Com os últimos lançamentos, o mercado automobilístico e a "indústria nacional" de veículos a combustão passaram a girar nos calcanhares. Isso ocorre porque muitos carros elétricos (em sua maioria chineses) estão sendo oferecidos a preços pouco acima dos carros populares em suas versões mais caras. De repente, as pessoas começaram a considerar a "absurda" possibilidade de adquirir um carro elétrico que custa menos de R$ 80,00 para rodar 500 quilômetros e que possui garantia para a bateria de até 1 milhão de quilômetros.

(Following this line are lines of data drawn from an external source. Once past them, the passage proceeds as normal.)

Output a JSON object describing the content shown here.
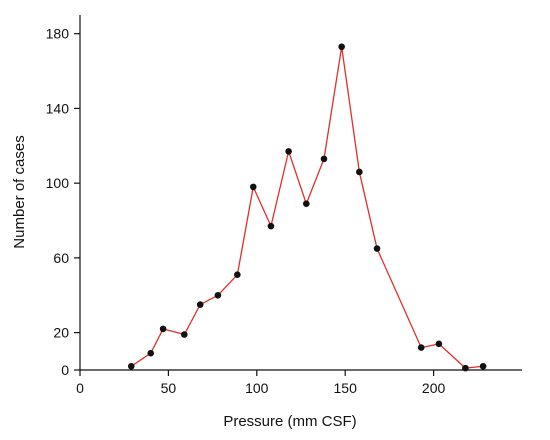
{
  "chart_data": {
    "type": "line",
    "xlabel": "Pressure (mm CSF)",
    "ylabel": "Number of cases",
    "xlim": [
      0,
      250
    ],
    "ylim": [
      0,
      190
    ],
    "x_ticks": [
      0,
      50,
      100,
      150,
      200
    ],
    "y_ticks": [
      0,
      20,
      60,
      100,
      140,
      180
    ],
    "grid": false,
    "legend": "none",
    "colors": {
      "line": "#e0302b",
      "marker": "#111111",
      "axis": "#111111"
    },
    "series": [
      {
        "x": [
          29,
          40,
          47,
          59,
          68,
          78,
          89,
          98,
          108,
          118,
          128,
          138,
          148,
          158,
          168,
          193,
          203,
          218,
          228
        ],
        "y": [
          2,
          9,
          22,
          19,
          35,
          40,
          51,
          98,
          77,
          117,
          89,
          113,
          173,
          106,
          65,
          12,
          14,
          1,
          2
        ]
      }
    ]
  }
}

Desde 2015, os carros elétricos têm tarifa zero de importação, enquanto os híbridos enfrentam uma taxa de 4%. Lembra daquela janela temporal para os importados coreanos e que, às vezes, se abre para algum produto ou serviço aqui no Brasil? Bom, ela já tem data para se fechar. 

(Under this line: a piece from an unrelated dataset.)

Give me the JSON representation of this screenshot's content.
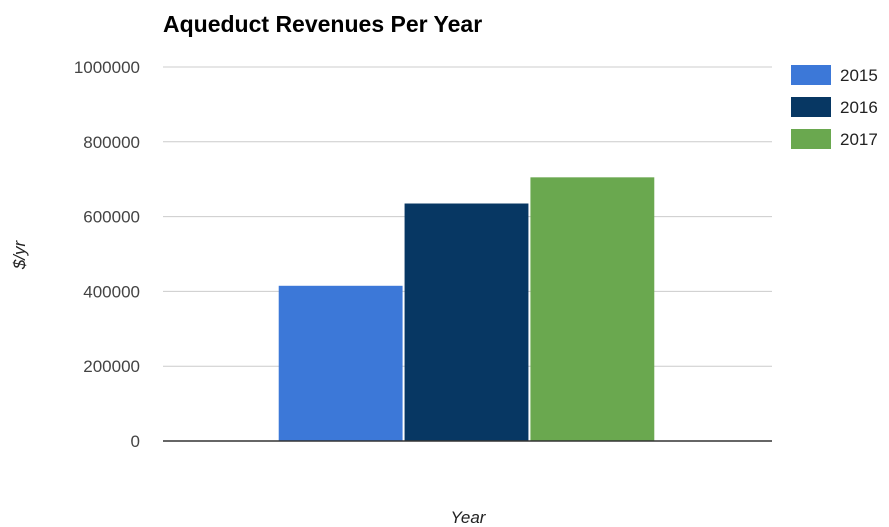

O Ministério do Desenvolvimento, Indústria e Comércio anunciou nesta semana que retomará a cobrança do imposto de importação sobre os carros elétricos e híbridos. Essa cobrança será gradual nos próximos três anos, até atingir 35%.

Carro rosa na rua

Descrição gerada automaticamente

Gurgel Itaipu, primeiro automóvel elétrico desenvolvido na América Latina (1975).

Os cálculos indicam que cada ponto percentual de imposto será revertido em elevação de preço. Em resumo, o carro elétrico mais vendido no Brasil, que é oferecido por R$ 150 mil, passará a custar R$ 202.500,00. A justificativa é que o governo chinês subsidia suas montadoras, o que torna seus preços tão competitivos. Obviamente, ninguém ousou mencionar o lobby nem todo o apoio que o mercado automobilístico brasileiro recebeu nos últimos meses, o que também é um tipo de subsídio. Muito menos se falou sobre a redução das emissões.

No entanto, a discussão sobre a necessidade de essas montadoras abrirem fábricas aqui já começou. Deixo a experiência do leitor com os infindáveis casos brasileiros para responder se, quando essas fábricas começarem a produzir seus veículos aqui, o cidadão brasileiro comum terá as "vantagens" que agora possui ao adquirir carros populares a combustão.

Dois pesos...

O seu avô deve se lembrar da Gurgel Motores S/A, que, por incrível que pareça, foi uma fabricante de automóveis brasileira. A fábrica nasceu em 1969 pelas mãos do engenheiro João Augusto Gurgel, mas foi dizimada quando o governo Collor, no início da década de 1990, abriu o mercado brasileiro aos importados e isentou o IPI para carros com motor 1.0. 

Veja só: a ele nada se deu, mas tudo se tomou. Todo mundo se deu bem: de um lado os importadores e do outro lado a “indústria nacional” com isenção de imposto. Só que a Gurgel não se encaixava em nenhum dos casos e fechou. 

Ah, foi o Gurgel quem construiu o primeiro carro elétrico da América Latina. Ironicamente.